Высказываясь об отношениях Толстого с властью, Марк Липовецкий писал, что если Буратино — alter ego Толстого, то его длинный от рождения нос означает: призвание художника и есть вранье, умение плести небылицы. Следует вывод: «Художника-пророка Толстой замещает художником-буратино, который всегда остается в пространстве игры, в пространстве выдуманной реальности — то есть, по большому счету, остается марионеткой. Единственное, что ему нужно, — это право свободно врать, не из-под плетки, а для собственного удовольствия» (Липовецкий 2008: 129). Это и есть, по Липовецкому, цель Толстого — совместить несовместимое: несвободу и художественную свободу.

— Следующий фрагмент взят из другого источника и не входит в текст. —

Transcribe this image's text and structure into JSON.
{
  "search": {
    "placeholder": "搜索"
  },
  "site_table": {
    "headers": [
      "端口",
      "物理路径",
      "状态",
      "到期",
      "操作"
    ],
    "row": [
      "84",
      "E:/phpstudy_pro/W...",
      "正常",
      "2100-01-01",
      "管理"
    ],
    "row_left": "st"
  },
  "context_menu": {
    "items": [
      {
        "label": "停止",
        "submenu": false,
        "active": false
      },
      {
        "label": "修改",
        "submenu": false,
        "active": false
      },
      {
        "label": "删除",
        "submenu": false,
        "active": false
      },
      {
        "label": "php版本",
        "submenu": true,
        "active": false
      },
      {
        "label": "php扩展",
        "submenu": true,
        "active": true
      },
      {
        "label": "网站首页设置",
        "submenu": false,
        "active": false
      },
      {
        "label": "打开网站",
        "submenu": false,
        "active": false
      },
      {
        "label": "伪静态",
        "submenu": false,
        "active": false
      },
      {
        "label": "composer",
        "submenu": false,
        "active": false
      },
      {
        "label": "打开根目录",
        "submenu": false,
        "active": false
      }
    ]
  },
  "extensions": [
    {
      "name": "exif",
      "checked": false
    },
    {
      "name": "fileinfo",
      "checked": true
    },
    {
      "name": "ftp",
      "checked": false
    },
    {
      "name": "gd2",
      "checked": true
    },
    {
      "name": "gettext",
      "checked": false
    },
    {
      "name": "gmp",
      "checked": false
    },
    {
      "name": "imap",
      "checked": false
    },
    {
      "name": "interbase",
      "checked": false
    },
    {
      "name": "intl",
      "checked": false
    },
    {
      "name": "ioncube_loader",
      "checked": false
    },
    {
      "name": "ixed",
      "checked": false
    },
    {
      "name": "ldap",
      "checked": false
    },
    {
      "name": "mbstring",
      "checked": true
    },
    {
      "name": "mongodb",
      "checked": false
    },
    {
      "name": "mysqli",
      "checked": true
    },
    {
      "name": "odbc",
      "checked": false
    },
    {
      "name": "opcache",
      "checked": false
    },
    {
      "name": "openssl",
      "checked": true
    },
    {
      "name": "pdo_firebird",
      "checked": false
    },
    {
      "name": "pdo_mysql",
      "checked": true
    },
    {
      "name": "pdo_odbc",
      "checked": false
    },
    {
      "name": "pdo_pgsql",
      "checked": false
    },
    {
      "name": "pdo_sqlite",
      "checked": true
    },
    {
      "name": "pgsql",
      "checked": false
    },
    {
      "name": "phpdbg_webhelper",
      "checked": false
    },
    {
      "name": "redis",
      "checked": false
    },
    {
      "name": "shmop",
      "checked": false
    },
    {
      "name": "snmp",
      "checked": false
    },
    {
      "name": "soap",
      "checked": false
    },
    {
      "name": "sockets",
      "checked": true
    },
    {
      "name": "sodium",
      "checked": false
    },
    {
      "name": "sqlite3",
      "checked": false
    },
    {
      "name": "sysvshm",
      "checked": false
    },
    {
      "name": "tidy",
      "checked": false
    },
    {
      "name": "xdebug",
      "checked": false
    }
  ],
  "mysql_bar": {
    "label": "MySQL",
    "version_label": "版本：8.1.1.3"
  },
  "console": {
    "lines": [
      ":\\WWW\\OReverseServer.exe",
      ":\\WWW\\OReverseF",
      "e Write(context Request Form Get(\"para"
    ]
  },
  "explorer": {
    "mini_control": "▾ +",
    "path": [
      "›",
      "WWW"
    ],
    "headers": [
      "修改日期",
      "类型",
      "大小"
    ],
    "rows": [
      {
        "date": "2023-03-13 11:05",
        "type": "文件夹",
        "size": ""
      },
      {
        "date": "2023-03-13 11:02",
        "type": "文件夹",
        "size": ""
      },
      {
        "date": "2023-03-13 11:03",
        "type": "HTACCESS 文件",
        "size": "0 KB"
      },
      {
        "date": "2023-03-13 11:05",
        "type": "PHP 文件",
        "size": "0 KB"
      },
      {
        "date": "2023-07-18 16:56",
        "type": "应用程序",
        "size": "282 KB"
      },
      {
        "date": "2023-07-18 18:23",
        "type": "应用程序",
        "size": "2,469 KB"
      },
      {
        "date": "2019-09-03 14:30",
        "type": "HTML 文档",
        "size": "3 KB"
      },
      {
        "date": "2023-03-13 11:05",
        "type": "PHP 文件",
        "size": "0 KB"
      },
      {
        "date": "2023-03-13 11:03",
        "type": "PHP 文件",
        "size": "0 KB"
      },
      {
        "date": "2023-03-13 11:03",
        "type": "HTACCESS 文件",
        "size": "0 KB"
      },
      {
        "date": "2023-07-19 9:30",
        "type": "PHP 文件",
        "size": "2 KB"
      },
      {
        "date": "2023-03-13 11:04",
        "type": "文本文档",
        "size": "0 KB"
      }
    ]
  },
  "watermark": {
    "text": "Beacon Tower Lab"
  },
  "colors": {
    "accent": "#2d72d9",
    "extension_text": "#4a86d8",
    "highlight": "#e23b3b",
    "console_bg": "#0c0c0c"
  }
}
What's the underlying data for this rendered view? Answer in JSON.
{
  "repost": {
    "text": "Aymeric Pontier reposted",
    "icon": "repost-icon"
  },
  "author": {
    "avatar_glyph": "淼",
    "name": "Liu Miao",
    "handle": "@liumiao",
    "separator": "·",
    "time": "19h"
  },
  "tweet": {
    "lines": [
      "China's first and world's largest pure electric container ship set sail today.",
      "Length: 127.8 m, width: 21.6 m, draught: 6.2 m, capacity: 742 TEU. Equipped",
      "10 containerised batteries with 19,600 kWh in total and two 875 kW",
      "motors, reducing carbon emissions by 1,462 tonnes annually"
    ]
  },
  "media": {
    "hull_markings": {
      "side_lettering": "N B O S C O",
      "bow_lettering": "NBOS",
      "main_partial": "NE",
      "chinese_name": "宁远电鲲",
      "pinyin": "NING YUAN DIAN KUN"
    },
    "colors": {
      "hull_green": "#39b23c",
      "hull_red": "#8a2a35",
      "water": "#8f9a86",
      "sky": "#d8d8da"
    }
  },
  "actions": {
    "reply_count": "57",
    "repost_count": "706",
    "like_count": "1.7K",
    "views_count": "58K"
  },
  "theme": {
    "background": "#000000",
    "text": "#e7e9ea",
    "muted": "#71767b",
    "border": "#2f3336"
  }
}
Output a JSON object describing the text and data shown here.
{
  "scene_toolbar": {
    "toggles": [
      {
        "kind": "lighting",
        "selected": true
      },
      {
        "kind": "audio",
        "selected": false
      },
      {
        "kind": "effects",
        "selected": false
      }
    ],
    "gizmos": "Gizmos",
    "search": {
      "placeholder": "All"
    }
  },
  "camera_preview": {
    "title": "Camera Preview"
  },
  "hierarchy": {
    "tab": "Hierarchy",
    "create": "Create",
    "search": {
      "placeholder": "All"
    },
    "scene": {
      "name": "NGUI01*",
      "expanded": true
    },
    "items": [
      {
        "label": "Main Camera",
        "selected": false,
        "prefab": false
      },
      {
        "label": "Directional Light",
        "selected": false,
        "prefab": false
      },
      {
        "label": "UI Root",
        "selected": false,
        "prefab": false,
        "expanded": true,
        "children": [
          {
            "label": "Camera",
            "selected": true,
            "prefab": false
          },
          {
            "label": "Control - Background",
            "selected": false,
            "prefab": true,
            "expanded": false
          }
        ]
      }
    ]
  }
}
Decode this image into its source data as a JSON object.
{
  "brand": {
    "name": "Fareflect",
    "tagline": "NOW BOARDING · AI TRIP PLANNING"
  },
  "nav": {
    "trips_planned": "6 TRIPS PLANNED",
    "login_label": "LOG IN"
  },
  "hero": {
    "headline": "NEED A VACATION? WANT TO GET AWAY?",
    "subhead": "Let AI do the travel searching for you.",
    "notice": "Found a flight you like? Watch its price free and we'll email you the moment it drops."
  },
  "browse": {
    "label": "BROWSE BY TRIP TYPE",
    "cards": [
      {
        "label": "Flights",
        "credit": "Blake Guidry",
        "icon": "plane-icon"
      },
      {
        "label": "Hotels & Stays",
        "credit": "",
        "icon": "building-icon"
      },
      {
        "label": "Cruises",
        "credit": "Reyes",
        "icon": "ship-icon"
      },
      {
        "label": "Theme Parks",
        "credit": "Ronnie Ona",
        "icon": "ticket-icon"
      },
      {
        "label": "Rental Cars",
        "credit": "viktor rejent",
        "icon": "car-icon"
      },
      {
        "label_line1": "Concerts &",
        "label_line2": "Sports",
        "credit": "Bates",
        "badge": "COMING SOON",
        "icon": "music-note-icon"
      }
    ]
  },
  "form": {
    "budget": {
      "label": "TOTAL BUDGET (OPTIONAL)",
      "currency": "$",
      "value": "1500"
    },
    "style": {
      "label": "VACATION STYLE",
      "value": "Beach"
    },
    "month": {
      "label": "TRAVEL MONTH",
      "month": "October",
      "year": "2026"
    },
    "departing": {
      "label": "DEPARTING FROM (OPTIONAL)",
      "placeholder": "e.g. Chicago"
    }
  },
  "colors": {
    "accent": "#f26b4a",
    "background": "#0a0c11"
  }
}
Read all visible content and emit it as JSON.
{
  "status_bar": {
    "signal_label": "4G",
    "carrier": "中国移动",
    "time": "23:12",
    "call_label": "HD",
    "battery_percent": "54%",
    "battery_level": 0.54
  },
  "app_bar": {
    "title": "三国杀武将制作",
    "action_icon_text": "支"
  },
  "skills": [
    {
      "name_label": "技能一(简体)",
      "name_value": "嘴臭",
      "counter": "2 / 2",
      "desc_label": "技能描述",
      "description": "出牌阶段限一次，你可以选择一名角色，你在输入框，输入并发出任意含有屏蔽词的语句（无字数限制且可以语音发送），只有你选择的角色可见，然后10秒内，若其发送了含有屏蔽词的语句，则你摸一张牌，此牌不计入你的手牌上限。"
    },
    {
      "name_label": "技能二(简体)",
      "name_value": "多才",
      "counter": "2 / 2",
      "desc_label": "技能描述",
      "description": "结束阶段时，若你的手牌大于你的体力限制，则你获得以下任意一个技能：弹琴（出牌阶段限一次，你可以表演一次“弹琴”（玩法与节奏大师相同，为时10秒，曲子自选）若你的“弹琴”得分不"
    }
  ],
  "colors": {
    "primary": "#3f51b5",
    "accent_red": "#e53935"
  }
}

В последнее время в Сети и разного рода изданиях произошла инфляция вторичных интерпретаций «Золотого ключика», все менее учитывающих план реальности, все менее основанных на самостоятельных изысканиях, все менее оснащенных аппаратом цитирования. На этом «домодельном» фоне разительно выделяются те немногие сочинения на эту достаточно серьезную историческую тему, в которых привлекается новый материал. Так, петербургский профессор Владимир Перхин на основании анализа многочисленных публицистических текстов, печатавшихся Толстым на протяжении 1930-х годов в газетах, делает вывод о неизменном стремлении писателя к смягчению и гуманизации политической атмосферы. Происходит это во внешне верноподданнических статьях исподволь, с помощью сдвигов значений, нарушения публицистической формульности, внесения в ритуальное говорение разумных человеческих соображений. Эти тексты не включались в собрания сочинений, а если включались, то в переработанном виде (доклад В. В. Перхина на конференции в Музее А. Н. Толстого, октябрь 2009 года). Подобные исследования дают больше представления, как именно совмещались Толстым несовместимые несвобода и свобода. Они кажутся мне интереснее совершенно произвольных суждений о роковой двойственности описываемого автора или о его шутовстве, свободной марионеточности, медиаторстве, «трикстерстве» и «буратинстве».
Мальвинизация Кати
Прошло несколько лет, и на свет появились страницы третьей части трилогии — романа «Хмурое утро», где прячутся откровенно сказочные детали, на которые нельзя не обратить внимание после чтения «Золотого ключика». Оказывается, Катя Рощина, пытаясь учить сельских детей, резко сокращается в размерах и фактически превращается в Мальвину! Она живет в «покосившейся избенке в одно окошко, такое низенькое, что лопухи снаружи совсем закрыли его». Столик тоже маленький и низенький! Сестре она пишет: «Мне хочется рассказать тебе о маленьком мире, в котором я живу: птицы за окошком меня будят». В одном из ранних стихотворений Крандиевской есть строки: «Засыпаю рано, как дети, / Просыпаюсь с первыми птицами» (Крандиевская-Толстая 1985: 34). Живя в этом микромире, Катя молодеет («Прямо стыдно сказать — мне будто опять семнадцать лет»).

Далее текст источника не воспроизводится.